We have previously demonstrated that treatment with GW4869 which impairs exosome synthesis significantly ameliorates the behavioral and neuropathological changes in sH-2D-expressing mice [15]. Accordingly, the overexpression of MHCI in astrocytes of mPFC induces microglial proliferation and the decrease in neuronal numbers of the mPFC, and affects dendritic complexity and spine density in the striatum, specifically the lowered number of spinal thin and stubby types. It is possible that all of these could be triggered by the exosomes that are secreted by MHCI-expressing astrocytes in the mPFC. The manipulation in the mPFC may have delayed the spine maturation thereafter leading to the decreased dendritic complexity in the striatum. More direct evidence is needed to test this hypothesis in future studies.

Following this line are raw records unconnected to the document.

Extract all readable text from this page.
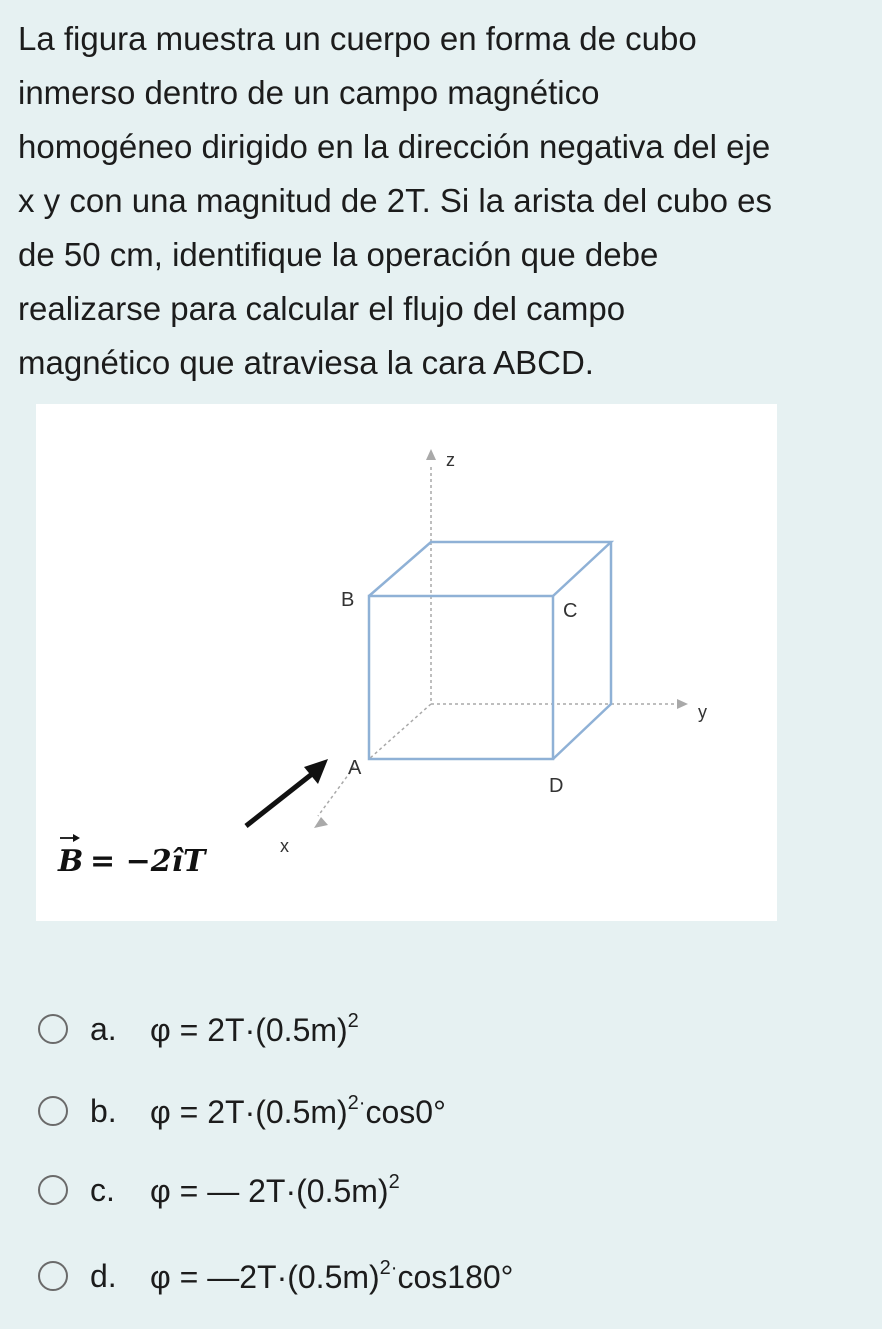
La figura muestra un cuerpo en forma de cubo
inmerso dentro de un campo magnético
homogéneo dirigido en la dirección negativa del eje
x y con una magnitud de 2T. Si la arista del cubo es
de 50 cm, identifique la operación que debe
realizarse para calcular el flujo del campo
magnético que atraviesa la cara ABCD.
z
y
x
B	C
A
D
B = −2îT
a.	$\varphi = 2T\cdot(0.5m)^2$
b.	$\varphi = 2T\cdot(0.5m)^{2\cdot}\cos 0^\circ$
c.	φ = — $2T\cdot(0.5m)^2$
d.	$\varphi = —2T\cdot(0.5m)^{2\cdot}\cos 180^\circ$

We previously demonstrated that treatment with polyinosinic-polycytidylic acid (poly:C) in adult mice significantly increased MCHI, interferon, tumor necrosis factor-a, and interleukin-6 mRNA expression levels in the mPFC [15]. Under pathological conditions, such as viral infection, astrocytes secrete several inflammatory cytokines and chemokines that interrupt local immune responses, which may contribute to the expansion of primary lesions, leading to further neuronal loss [48, 49]. Activated microglia induce neuronal degeneration or death, both of which are associated with mental disorders such as schizophrenia and depression [50-52]. Overexpression of astroglial MHCI in the mPFC increases the number of microglia and the glutamatergic transporter expression (e.g. glutamate transporter 1) [15, 53]. We speculate the expression of striatal microglia may have altered by the glutamatergic projection from mPFC. As mentioned above, the inflammatory cytokines and chemokines may contribute to these processes, but future studies are necessary to prove it.

In conclusion, the present results suggest that the overexpression of MHCI in astrocytes in the mPFC results in impaired VD learning, which is associated with decreased dendritic complexity and spine density in medium spine neurons in the dorsal striatum and mPFC.